Friday, October 23, 2020

Foul Ball?: Baseball at the Movies

As I write this, my Los Angeles Dodgers and the Tampa Bay Rays are tied after the second game of a COVID-era World Series. Both their championship games so far have been heaven for baseball fans, featuring home runs galore, as well as circus catches, stolen bases, and heroics on the mound. Of course both teams badly want to win, but the Dodgers are seeking redemption for the bruising 2017 World Series in which the Houston Astros (or, as I like to think of them, the Houston Asterisks) launched an elaborate sign-stealing scheme that gave them the essential edge over my hometown boys in blue.

 Baseball has long been considered America’s game, so it’s hardly surprising that it reflects both aspects of the American character: the idealistic and the crass, the dreamer and the schemer. And baseball movies, of course, have also reflected this duality. The 2013 film 42 -- starring Chadwick Boseman as Jackie Robinson and Harrison Ford as the forward-thinking team owner who made him major league baseball’s first Black player -- is filled with a sense of hope. Two years earlier, Moneyball focused on baseball’s pragmatic side, zeroing in on the 2002 Oakland A’s and their cagey strategy for building a winning team through modern Sabermetric research.

 Back in 1992, A League of Their Own coupled baseball with budding feminism, in telling the story of an all-female professional baseball league that briefly emerged when the men were away fighting World War II. This film, starring Geena Davis as a star player and Tom Hanks as her beleaguered manager, gave us a maxim that still holds true (well, usually): “There’s no crying in baseball.”

 A stadium in a cornfield functioned as a symbol of reconciliation with the past in one of everyone’s favorite baseball movies, 1989’s Field of Dreams. Kevin Costner starred both in that film and in a 1988 flick that captured baseball’s sexy side. Remember Bull Durham? It hilariously pinpoints the way ballplayers are catnip to a minor-league baseball groupie played to a fare-thee-well by a luscious Susan Sarandon.

 Sex and baseball also mix, though more innocently, in the Hollywood rendition of a Broadway musical hit, Damn Yankees (1958). It’s the movie that asks the Faustian question: would you sell your soul to defeat baseball’s most hated team for the American League pennant? The sex angle of course is worked by Gwen Verdon, who – as the tantalizing Lola – is trying to seduce a good Joe on behalf of her boss, the Devil.
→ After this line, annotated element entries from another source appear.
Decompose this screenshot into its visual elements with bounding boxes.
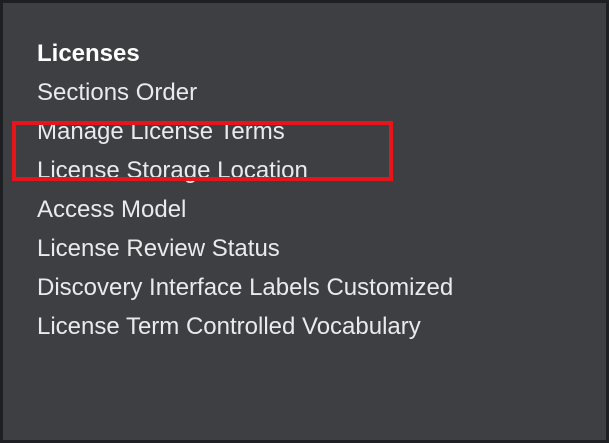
menu-item-access-model[interactable]: Access Model bbox=[37, 190, 453, 229]
menu-item-license-storage-location[interactable]: License Storage Location bbox=[37, 151, 453, 190]
menu-item-license-review-status[interactable]: License Review Status bbox=[37, 229, 453, 268]
menu-item-license-term-controlled-vocabulary[interactable]: License Term Controlled Vocabulary bbox=[37, 307, 453, 346]
licenses-menu-panel: Licenses Sections Order Manage License T… bbox=[0, 0, 609, 443]
menu-item-sections-order[interactable]: Sections Order bbox=[37, 73, 453, 112]
menu-heading-licenses: Licenses bbox=[37, 40, 140, 67]
menu-item-discovery-interface-labels-customized[interactable]: Discovery Interface Labels Customized bbox=[37, 268, 453, 307]
menu-item-manage-license-terms[interactable]: Manage License Terms bbox=[37, 112, 453, 151]
licenses-menu-list: Licenses Sections Order Manage License T… bbox=[37, 34, 453, 346]
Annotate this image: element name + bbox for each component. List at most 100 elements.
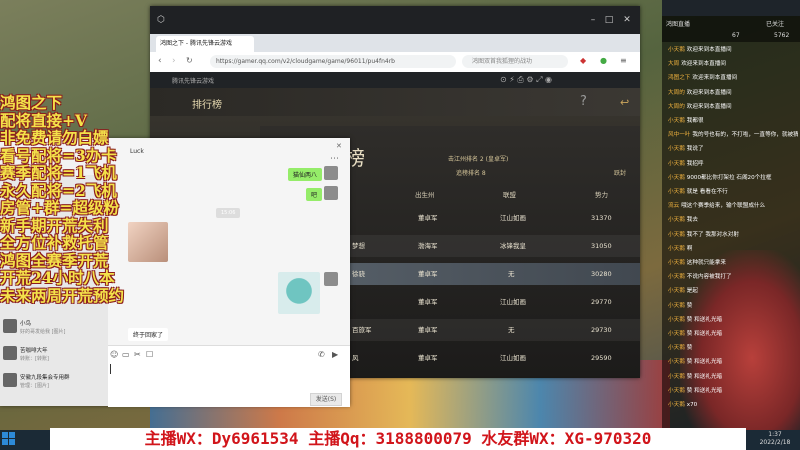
danmaku-user[interactable]: 小天鹅 xyxy=(668,388,685,394)
danmaku-user[interactable]: 小天鹅 xyxy=(668,260,685,266)
promo-line: 房管+群=超级粉 xyxy=(0,198,119,217)
danmaku-user[interactable]: 小天鹅 xyxy=(668,175,685,181)
toolbar-icons[interactable]: ⊙ ⚡ ⎙ ⚙ ⤢ ◉ xyxy=(500,75,552,85)
back-icon[interactable]: ‹ xyxy=(158,56,162,66)
extension-icon[interactable]: ● xyxy=(600,56,607,65)
url-input[interactable]: https://gamer.qq.com/v2/cloudgame/game/9… xyxy=(210,55,456,68)
danmaku-user[interactable]: 小天鹅 xyxy=(668,317,685,323)
danmaku-user[interactable]: 小天鹅 xyxy=(668,118,685,124)
danmaku-user[interactable]: 小天鹅 xyxy=(668,359,685,365)
danmaku-user[interactable]: 小天鹅 xyxy=(668,189,685,195)
scissors-icon[interactable]: ✂ xyxy=(134,350,141,359)
contact-item[interactable]: 苦咖啡大年 转账：[转账] xyxy=(0,342,108,366)
clock-time: 1:37 xyxy=(768,431,782,438)
message-bubble: 吧 xyxy=(306,188,323,201)
fan-count: 5762 xyxy=(774,32,790,39)
danmaku-item: 小天鹅赞 和送礼光暗 xyxy=(668,330,798,338)
subtab-3[interactable]: 跃封 xyxy=(614,168,626,177)
danmaku-item: 小天鹅 x70 xyxy=(668,401,798,409)
more-icon[interactable]: ⋯ xyxy=(330,154,339,164)
promo-line: 非免费请勿白嫖 xyxy=(0,128,109,147)
danmaku-user[interactable]: 小天鹅 xyxy=(668,274,685,280)
game-toolbar: 腾讯先锋云游戏 ⊙ ⚡ ⎙ ⚙ ⤢ ◉ xyxy=(150,72,640,88)
danmaku-user[interactable]: 小天鹅 xyxy=(668,288,685,294)
danmaku-text: 这种就只能拿来 xyxy=(686,260,726,266)
menu-icon[interactable]: ≡ xyxy=(620,56,627,65)
danmaku-text: 欢迎来到本直播间 xyxy=(686,103,732,110)
danmaku-item: 大周 欢迎来到本直播间 xyxy=(668,60,798,68)
danmaku-user[interactable]: 小天鹅 xyxy=(668,402,685,408)
extension-icon[interactable]: ◆ xyxy=(580,56,586,65)
row-alliance: 冰锋我皇 xyxy=(500,242,526,250)
close-icon[interactable]: ✕ xyxy=(336,142,342,150)
avatar xyxy=(324,186,338,200)
promo-line: 永久配将=2飞机 xyxy=(0,180,117,200)
danmaku-user[interactable]: 风中一叶 xyxy=(668,132,690,138)
follow-button[interactable]: 已关注 xyxy=(766,19,784,28)
danmaku-user[interactable]: 小天鹅 xyxy=(668,331,685,337)
row-state: 董卓军 xyxy=(418,354,438,362)
danmaku-user[interactable]: 大周的 xyxy=(668,104,685,110)
contact-item[interactable]: 小鸟 好的哥发给我 [图片] xyxy=(0,315,108,339)
send-button[interactable]: 发送(S) xyxy=(310,393,342,406)
row-power: 30280 xyxy=(591,270,612,278)
promo-line: 开荒24小时八本 xyxy=(0,268,115,287)
danmaku-text: 啊 xyxy=(686,245,693,252)
danmaku-user[interactable]: 小天鹅 xyxy=(668,246,685,252)
message-bubble: 猫仙两八 xyxy=(288,168,323,181)
taskbar-clock[interactable]: 1:37 2022/2/18 xyxy=(752,431,798,447)
danmaku-item: 小天鹅 我招呼 xyxy=(668,160,798,168)
rank-title: 排行榜 xyxy=(192,100,222,111)
danmaku-user[interactable]: 小天鹅 xyxy=(668,146,685,152)
forward-icon[interactable]: › xyxy=(172,56,176,66)
danmaku-user[interactable]: 小天鹅 xyxy=(668,374,685,380)
danmaku-user[interactable]: 小天鹅 xyxy=(668,47,685,53)
emoji-icon[interactable]: ☺ xyxy=(110,350,118,359)
danmaku-user[interactable]: 小天鹅 xyxy=(668,232,685,238)
danmaku-user[interactable]: 小天鹅 xyxy=(668,217,685,223)
subtab-1[interactable]: 击江州排名 2 (皇卓军) xyxy=(448,154,508,163)
search-input[interactable]: 鸿图双首我狐狸的战功 xyxy=(462,55,568,68)
contact-preview: 转账：[转账] xyxy=(20,356,49,362)
row-state: 渤海军 xyxy=(418,242,438,250)
promo-line: 看号配将=3办卡 xyxy=(0,145,117,165)
danmaku-item: 小天鹅 我都很 xyxy=(668,117,798,125)
folder-icon[interactable]: ▭ xyxy=(122,350,130,359)
contact-item[interactable]: 安徽九段集会专用群 管理：[图片] xyxy=(0,369,108,393)
chat-history-icon[interactable]: ☐ xyxy=(146,350,153,359)
close-icon[interactable]: ✕ xyxy=(622,15,632,25)
text-caret xyxy=(110,364,111,374)
minimize-icon[interactable]: – xyxy=(588,15,598,25)
danmaku-item: 小天鹅 我说了 xyxy=(668,145,798,153)
squirtle-sticker-image[interactable] xyxy=(278,272,320,314)
avatar xyxy=(3,346,17,360)
row-power: 29590 xyxy=(591,354,612,362)
danmaku-text: 不说内容被我打了 xyxy=(686,274,732,281)
clock-date: 2022/2/18 xyxy=(759,439,791,446)
danmaku-user[interactable]: 大周 xyxy=(668,61,679,67)
danmaku-text: 我都很 xyxy=(686,118,704,124)
danmaku-user[interactable]: 鸿图之下 xyxy=(668,75,690,81)
browser-tab[interactable]: 鸿图之下 - 腾讯先锋云游戏 xyxy=(156,36,254,52)
back-emblem-icon[interactable]: ↩ xyxy=(620,96,629,109)
danmaku-user[interactable]: 小天鹅 xyxy=(668,161,685,167)
maximize-icon[interactable]: □ xyxy=(604,15,614,25)
reload-icon[interactable]: ↻ xyxy=(186,56,193,65)
danmaku-text: 就是 看看在不行 xyxy=(686,189,728,195)
danmaku-user[interactable]: 小天鹅 xyxy=(668,303,685,309)
danmaku-user[interactable]: 小天鹅 xyxy=(668,345,685,351)
row-state: 董卓军 xyxy=(418,326,438,334)
danmaku-text: 赞 和送礼光暗 xyxy=(686,316,723,323)
avatar xyxy=(3,319,17,333)
windows-start-icon[interactable] xyxy=(2,432,16,446)
video-icon[interactable]: ▶ xyxy=(332,350,338,359)
avatar xyxy=(324,272,338,286)
danmaku-user[interactable]: 大周的 xyxy=(668,90,685,96)
danmaku-user[interactable]: 流云 xyxy=(668,203,679,209)
subtab-2[interactable]: 追榜排名 8 xyxy=(456,168,486,177)
viewer-count: 67 xyxy=(732,32,740,39)
help-icon[interactable]: ? xyxy=(580,94,587,109)
danmaku-item: 流云 哦这个赛季给来，输个联盟成什么 xyxy=(668,202,798,210)
phone-icon[interactable]: ✆ xyxy=(318,350,325,359)
danmaku-text: 赞 和送礼光暗 xyxy=(686,331,723,337)
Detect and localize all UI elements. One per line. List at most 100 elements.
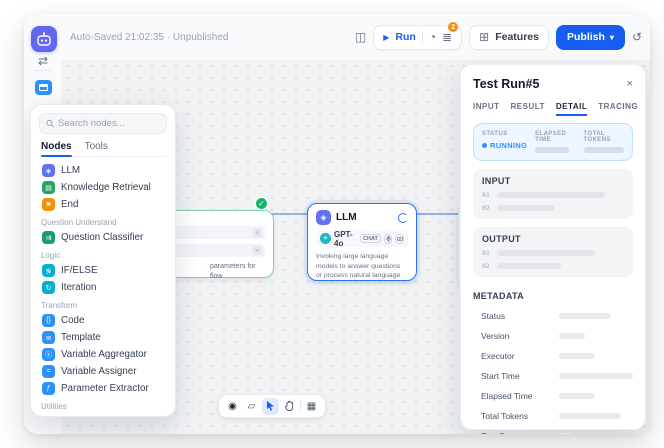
app-window: ≡ ≡ parameters for flow ✓ ◈ LLM ✳ GPT-4o…: [24, 14, 650, 434]
node-item-label: Parameter Extractor: [61, 383, 149, 394]
end-icon: ⚑: [42, 198, 55, 211]
chat-capability-badge: CHAT: [360, 234, 381, 243]
autosave-status: Auto-Saved 21:02:35 · Unpublished: [70, 32, 228, 43]
tab-input[interactable]: INPUT: [473, 102, 500, 111]
elapsed-time-label: ELAPSED TIME: [535, 131, 575, 143]
organize-blocks-icon[interactable]: ▦: [303, 398, 320, 415]
toggle-panel-icon[interactable]: ◫: [355, 31, 366, 43]
node-item-knowledge-retrieval[interactable]: ▤ Knowledge Retrieval: [39, 179, 167, 196]
features-icon: ⊞: [479, 31, 489, 43]
llm-icon: ◈: [42, 164, 55, 177]
tab-tools[interactable]: Tools: [85, 141, 108, 152]
status-value: RUNNING: [490, 141, 527, 150]
export-image-icon[interactable]: ▱: [243, 398, 260, 415]
meta-skeleton: [559, 313, 611, 319]
metadata-section: METADATA Status Version Executor Start T…: [473, 291, 633, 434]
pointer-mode-icon[interactable]: [262, 398, 279, 415]
llm-node-icon: ◈: [316, 210, 331, 225]
node-item-label: IF/ELSE: [61, 265, 97, 276]
chevron-down-icon: ▾: [610, 33, 614, 42]
run-history-icon[interactable]: ◔: [429, 31, 436, 43]
line-number: 02: [482, 204, 490, 212]
switch-workflow-icon[interactable]: ⇄: [24, 54, 62, 68]
tab-tracing[interactable]: TRACING: [598, 102, 638, 111]
app-logo[interactable]: [31, 26, 57, 52]
robot-icon: [36, 32, 52, 46]
hand-mode-icon[interactable]: [281, 398, 298, 415]
node-item-label: Variable Aggregator: [61, 349, 147, 360]
canvas-control-toolbar: ◉ ▱ ▦: [218, 394, 326, 418]
meta-key: Run Steps: [481, 431, 559, 434]
total-tokens-label: TOTAL TOKENS: [584, 131, 624, 143]
features-button[interactable]: ⊞ Features: [469, 25, 549, 50]
model-selector[interactable]: ✳ GPT-4o CHAT: [316, 230, 408, 247]
output-skeleton: [497, 263, 561, 269]
node-item-variable-assigner[interactable]: = Variable Assigner: [39, 363, 167, 380]
node-item-end[interactable]: ⚑ End: [39, 196, 167, 213]
tab-nodes[interactable]: Nodes: [41, 141, 72, 152]
template-icon: ≣: [42, 331, 55, 344]
node-item-if-else[interactable]: ≶ IF/ELSE: [39, 262, 167, 279]
add-note-icon[interactable]: ◉: [224, 398, 241, 415]
meta-key: Total Tokens: [481, 411, 559, 421]
edge-llm-end: [417, 213, 458, 215]
node-item-question-classifier[interactable]: ⇉ Question Classifier: [39, 229, 167, 246]
output-label: OUTPUT: [482, 234, 624, 244]
metadata-label: METADATA: [473, 291, 633, 301]
run-button[interactable]: Run: [395, 31, 415, 43]
search-input[interactable]: [58, 118, 160, 129]
line-number: 01: [482, 249, 490, 257]
line-number: 02: [482, 262, 490, 270]
input-skeleton: [497, 205, 555, 211]
running-spinner-icon: [398, 213, 408, 223]
play-icon: ▶: [383, 33, 389, 42]
features-label: Features: [495, 31, 539, 43]
tab-result[interactable]: RESULT: [511, 102, 545, 111]
meta-skeleton: [559, 413, 621, 419]
meta-key: Elapsed Time: [481, 391, 559, 401]
node-item-label: Template: [61, 332, 101, 343]
node-item-label: Question Classifier: [61, 232, 143, 243]
node-item-llm[interactable]: ◈ LLM: [39, 162, 167, 179]
notification-badge: 2: [447, 21, 459, 33]
node-palette-panel: Nodes Tools ◈ LLM ▤ Knowledge Retrieval …: [30, 104, 176, 417]
node-item-label: End: [61, 199, 78, 210]
node-item-label: Knowledge Retrieval: [61, 182, 151, 193]
publish-label: Publish: [567, 31, 605, 43]
variable-assigner-icon: =: [42, 365, 55, 378]
knowledge-retrieval-icon: ▤: [42, 181, 55, 194]
publish-button[interactable]: Publish ▾: [556, 25, 625, 50]
llm-node-description: Invoking large language models to answer…: [316, 252, 408, 281]
if-else-icon: ≶: [42, 264, 55, 277]
node-item-parameter-extractor[interactable]: ƒ Parameter Extractor: [39, 380, 167, 397]
node-item-iteration[interactable]: ↻ Iteration: [39, 279, 167, 296]
node-search-box[interactable]: [39, 113, 167, 134]
output-card: OUTPUT 01 02: [473, 227, 633, 277]
node-item-variable-aggregator[interactable]: ⓧ Variable Aggregator: [39, 346, 167, 363]
gpt4o-model-icon: ✳: [320, 233, 331, 244]
tab-detail[interactable]: DETAIL: [556, 102, 587, 111]
meta-key: Start Time: [481, 371, 559, 381]
edge-start-llm: [271, 213, 307, 215]
group-divider: [422, 31, 423, 43]
run-panel-tabs: INPUT RESULT DETAIL TRACING: [473, 102, 633, 111]
llm-node[interactable]: ◈ LLM ✳ GPT-4o CHAT Invoking large langu…: [307, 203, 417, 281]
node-item-template[interactable]: ≣ Template: [39, 329, 167, 346]
top-bar: Auto-Saved 21:02:35 · Unpublished ◫ ▶ Ru…: [62, 14, 650, 60]
preview-icon[interactable]: [35, 80, 52, 95]
run-panel-title: Test Run#5: [473, 77, 539, 91]
audio-capability-icon: [384, 234, 393, 244]
llm-node-title: LLM: [336, 212, 357, 223]
code-icon: {}: [42, 314, 55, 327]
tokens-skeleton: [584, 147, 624, 153]
version-history-icon[interactable]: ↺: [632, 31, 642, 43]
input-skeleton: [497, 192, 605, 198]
test-run-panel: Test Run#5 × INPUT RESULT DETAIL TRACING…: [460, 64, 646, 430]
node-item-code[interactable]: {} Code: [39, 312, 167, 329]
run-toolbar-group: ▶ Run ◔ ≣ 2: [373, 25, 462, 50]
vision-capability-icon: [395, 234, 404, 244]
close-icon[interactable]: ×: [627, 78, 633, 90]
node-item-label: Code: [61, 315, 84, 326]
meta-key: Version: [481, 331, 559, 341]
variable-aggregator-icon: ⓧ: [42, 348, 55, 361]
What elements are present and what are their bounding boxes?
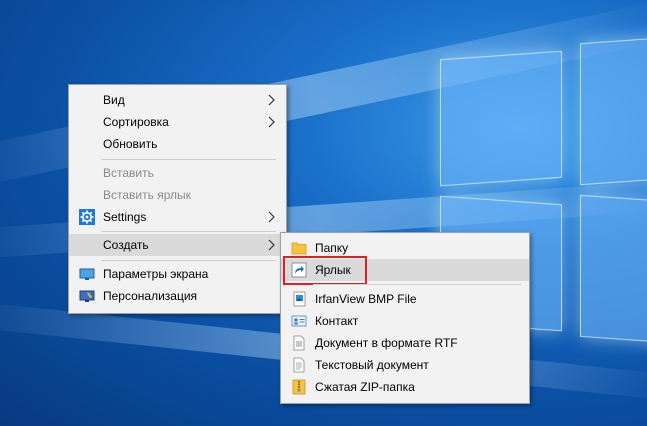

 Damn Yankees is marked by an innocent quality that puts it right in line with other Technicolor 1950s musicals. But other baseball films confront more directly the possibility of evil at the ballpark. One is John Sayles’ 1988 account of the Black Sox cheating scandal that marred the 1919 World Series. It’s called Eight Men Out, and it’s not too easy to locate.

 By contrast there’s the sometimes-inspired sometimes-annoying 1984 film rendition of Bernard Malamud’s novel, The Natural. Malamud, whose literary success stemmed from later stories about New York Jewish shopkeepers and scholars, began his career with a strange work blending baseball with Arthurian legend. Robert Redford (who else?) is the heroic but flawed baseball player with the magic bat and the near-fatal wound from long ago. This modern-day King Arthur, the mysterious star of the New York Knights, fends off a corrupt team management while also coming to terms with the women in his life. The filmmakers, desperate to make some sense out of Malamud’s meanderings, changed his ending. The result is lovely to look at, but I balk at finding it meaningful.